Maka kalau ingin saya sampaikan dalam menghadapi pandemi Covid-19 dari mulai bulan Maret 2020 sampai sekarang, yang di Kota Semarang ini kita ada di tengah-tengah. Kita antara wilayah kesehatan dan juga aktivitas sosial budaya dan ekonomi. Pemerintah Kota Semarang ada di tengah-tengah. Kenapa begitu? Bukannya kita nggak fokus sama penanganan Covid. Kita tetap fokus. Anggaran APBD refocusing, kita juga arahkan untuk pembelian alat kesehatan, penambahan tempat tidur rumah sakit, pembuatan isolasi terpusat, kemudian juga beberapa beberapa pengadaan terkait PCR dan lain-lain. Kita fokus ke sana.
Cuma kebijakan ini kita ambil, karena kita merasa bahwa Covid ini kayaknya jangka panjang, karena obatnya juga belum ketemu. Sehingga kalau kemudian kita fokus di wilayah kesehatan, dunia ekonomi sosial budaya kemudian kita tekan sedemikian rupa, maka kemudian orang nggak akan bisa mencari pekerjaan. Dia nggak bisa bekerja, dia hanya bisa duduk diam di rumah. Kalau itu bisa itu terjadi, akhirnya orang kemudian ke mana-mana susah. Dia nggak bisa dapat uang tuh pada saat kerja, dan akhirnya dia bisa mati kelaparan. Jadi sama pentingnya antara penanganan ekonomi, sosial budaya dan wilayah kesehatan menurut kami.

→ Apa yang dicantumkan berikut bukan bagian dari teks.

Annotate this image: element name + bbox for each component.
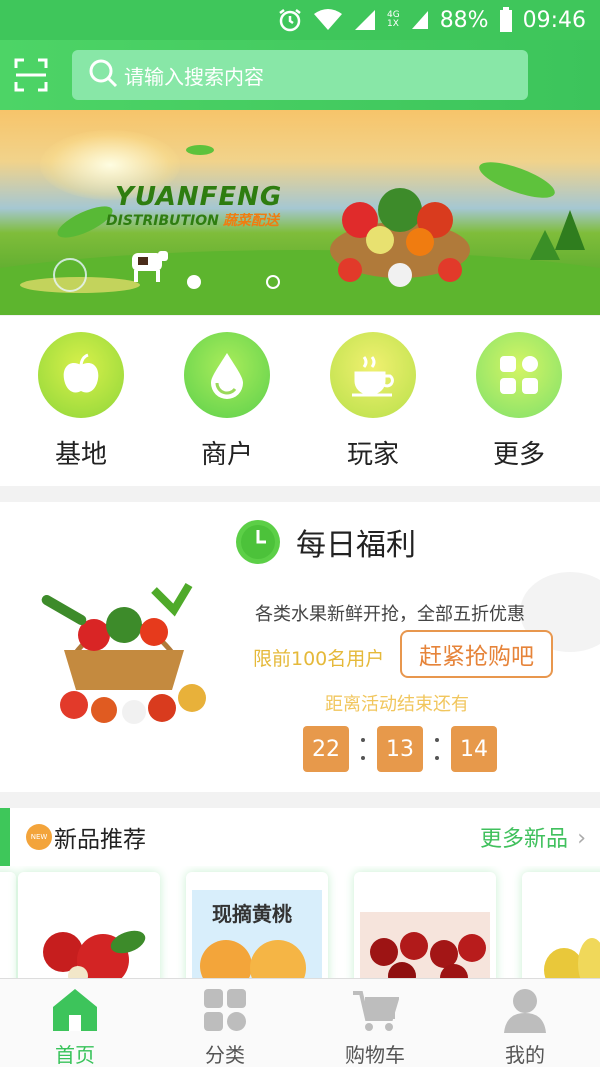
app-header: 请输入搜索内容 bbox=[0, 40, 600, 110]
daily-description: 各类水果新鲜开抢，全部五折优惠 bbox=[255, 604, 525, 625]
cart-icon bbox=[351, 987, 400, 1037]
quick-nav-base[interactable]: 基地 bbox=[11, 332, 151, 486]
daily-deals: 每日福利 各类水果新鲜开抢，全部五折优惠 限前100名用户 赶紧抢购吧 距离活动… bbox=[0, 502, 600, 792]
buy-now-button[interactable]: 赶紧抢购吧 bbox=[400, 630, 553, 678]
quick-nav-player[interactable]: 玩家 bbox=[303, 332, 443, 486]
quick-nav-label: 玩家 bbox=[346, 440, 399, 470]
quick-nav-merchant[interactable]: 商户 bbox=[157, 332, 297, 486]
countdown-hours: 22 bbox=[303, 726, 349, 772]
section-accent-bar bbox=[0, 808, 10, 866]
product-image-pears bbox=[544, 938, 600, 978]
countdown-separator bbox=[349, 726, 377, 772]
quick-nav-more[interactable]: 更多 bbox=[449, 332, 589, 486]
tab-category[interactable]: 分类 bbox=[150, 979, 300, 1067]
scan-icon[interactable] bbox=[14, 58, 48, 92]
product-image-dates bbox=[360, 912, 490, 978]
tab-profile[interactable]: 我的 bbox=[450, 979, 600, 1067]
product-card[interactable] bbox=[354, 872, 496, 978]
tab-label: 我的 bbox=[505, 1043, 545, 1067]
search-icon bbox=[88, 58, 118, 93]
banner-brand: YUANFENG bbox=[115, 182, 283, 212]
pagination-dot[interactable] bbox=[266, 275, 280, 289]
search-input[interactable]: 请输入搜索内容 bbox=[72, 50, 528, 100]
product-card[interactable] bbox=[522, 872, 600, 978]
quick-nav: 基地 商户 玩家 更多 bbox=[0, 316, 600, 486]
countdown-separator bbox=[423, 726, 451, 772]
wifi-icon bbox=[313, 8, 343, 32]
countdown-minutes: 13 bbox=[377, 726, 423, 772]
chevron-right-icon[interactable]: › bbox=[577, 826, 586, 851]
new-badge-icon: NEW bbox=[26, 824, 52, 850]
drop-icon bbox=[184, 332, 270, 418]
daily-limit: 限前100名用户 bbox=[253, 648, 385, 670]
countdown-seconds: 14 bbox=[451, 726, 497, 772]
product-card[interactable] bbox=[18, 872, 160, 978]
fruit-basket-image bbox=[41, 582, 206, 724]
alarm-icon bbox=[277, 7, 303, 33]
signal-icon bbox=[410, 9, 430, 31]
status-bar: 4G 1X 88% 09:46 bbox=[0, 0, 600, 40]
network-type: 4G 1X bbox=[387, 11, 400, 29]
daily-title-text: 每日福利 bbox=[296, 528, 416, 563]
home-icon bbox=[51, 987, 99, 1037]
battery-icon bbox=[499, 7, 513, 33]
bottom-tab-bar: 首页 分类 购物车 我的 bbox=[0, 978, 600, 1067]
tab-label: 分类 bbox=[205, 1043, 245, 1067]
tab-cart[interactable]: 购物车 bbox=[300, 979, 450, 1067]
clock-time: 09:46 bbox=[522, 7, 586, 33]
signal-icon bbox=[353, 8, 377, 32]
new-products-list: 现摘黄桃 bbox=[0, 866, 600, 978]
tree-icon bbox=[530, 210, 585, 260]
sim-label: 1X bbox=[386, 19, 399, 29]
profile-icon bbox=[502, 987, 548, 1037]
pagination-dot-active[interactable] bbox=[187, 275, 201, 289]
apple-icon bbox=[38, 332, 124, 418]
more-new-products-link[interactable]: 更多新品 bbox=[480, 821, 568, 853]
clock-icon bbox=[236, 520, 280, 564]
quick-nav-label: 基地 bbox=[54, 440, 107, 470]
countdown-timer: 22 13 14 bbox=[303, 726, 497, 772]
daily-title: 每日福利 bbox=[236, 520, 416, 564]
product-card[interactable] bbox=[0, 872, 16, 978]
tab-label: 首页 bbox=[55, 1043, 95, 1067]
countdown-label: 距离活动结束还有 bbox=[325, 694, 469, 715]
category-icon bbox=[202, 987, 248, 1037]
banner-pagination bbox=[0, 275, 600, 289]
product-caption: 现摘黄桃 bbox=[212, 902, 292, 926]
quick-nav-label: 更多 bbox=[492, 440, 545, 470]
banner-brand-en: DISTRIBUTION bbox=[106, 213, 219, 229]
grid-icon bbox=[476, 332, 562, 418]
promo-banner[interactable]: YUANFENG DISTRIBUTION 蔬菜配送 bbox=[0, 110, 600, 315]
vegetable-basket-image bbox=[330, 188, 470, 287]
banner-brand-cn: 蔬菜配送 bbox=[222, 213, 279, 229]
tab-home[interactable]: 首页 bbox=[0, 979, 150, 1067]
tab-label: 购物车 bbox=[345, 1043, 405, 1067]
quick-nav-label: 商户 bbox=[200, 440, 253, 470]
search-placeholder: 请输入搜索内容 bbox=[124, 64, 264, 89]
product-image-apples bbox=[43, 930, 146, 978]
new-products-header: NEW 新品推荐 更多新品 › bbox=[0, 808, 600, 866]
new-products-title: 新品推荐 bbox=[54, 827, 146, 853]
battery-percent: 88% bbox=[439, 7, 489, 33]
banner-brand-sub: DISTRIBUTION 蔬菜配送 bbox=[106, 210, 279, 230]
product-card[interactable]: 现摘黄桃 bbox=[186, 872, 328, 978]
coffee-icon bbox=[330, 332, 416, 418]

Baca Juga: Ketua Umum Asita Nunung Rusmiati: Wisata Insya Allah Aman, Kita Siap Jaga Prokesnya
Sehingga dari mulai bulan April tahun 2020, kita mengambil kebijakan yang namanya PKM. Jadi peraturan walikota, PKM pertama, pembatasan kegiatan masyarakat. Intinya adalah kita semuanya bersama-sama menangani Covid-19> Yang mau melakukan kegiatan bekerja boleh, cuma harus dibatasi. Kalau di tempat usahanya warung makan, ya harus 50%, bukanya waktu PKM pertama maksimal jam 8 malam, dan seterusnya.
Lalu PKM kedua, Perwal (Peraturan Walikota) kita keluarkan, kurang lebih jam tutupnya jam 8 malam, kita jadikan jam 21.00 malam.
PKM ketiga, naik lagi jam 22.00 dan seterusnya. Sampai bulan Juli tahun 2021, pasca kita bersama-sama libur lebaran, Indonesia memasuki masa puncak dan pemerintah pusat mengeluarkan kebijakan Instruksi Menteri Dalam Negeri, namanya PPKM (Peraturan Pembatasan Kegiatan Masyarakat), mulai PPKM Darurat. Kemudian tanggal 26 Juli lahir PPKM Level 4. Kemudian juga di tanggal 17 Agustus, Semarang masuk level 3; 31 Agustus Semarang masuk level 2; dan 19 Oktober kemarin Semarang masuk level 1.
Jadi artinya, di dalam melakukan pengambilan kebijakan ini, kita hampir sama persis seperti yang sedang dilakukan oleh pemerintah pusat. Jadi masyarakat Semarang sudah sangat siap dengan namanya pembatasan kegiatan masyarakat.
Nah memang, Covid ini menjadi tantangan kita bersama, maka konsep bergerak bersama ini kita gulirkan. Nggak boleh kemudian hanya semuanya bertumpu pada pemerintah, tapi kita menggerakan lagi yang namanya nilai-nilai gotong royong, yang kemudian nilai gotong royong itu juga bisa dilakukan warga yang mampu dengan membuat lumbung kelurahan, membuat sembako dibagikan pada masyarakat dan lingkungan sekitar termasuk perusahaan dan yang lainnya.
Nah waktu itu kita juga sempat melihat ada berita berita yang simpang siur, berita hoax, ya biasalah ada orang kalau ada nggak suka kemudian ditulis data Semarang Corona sampai 3.000 dan seterusnya.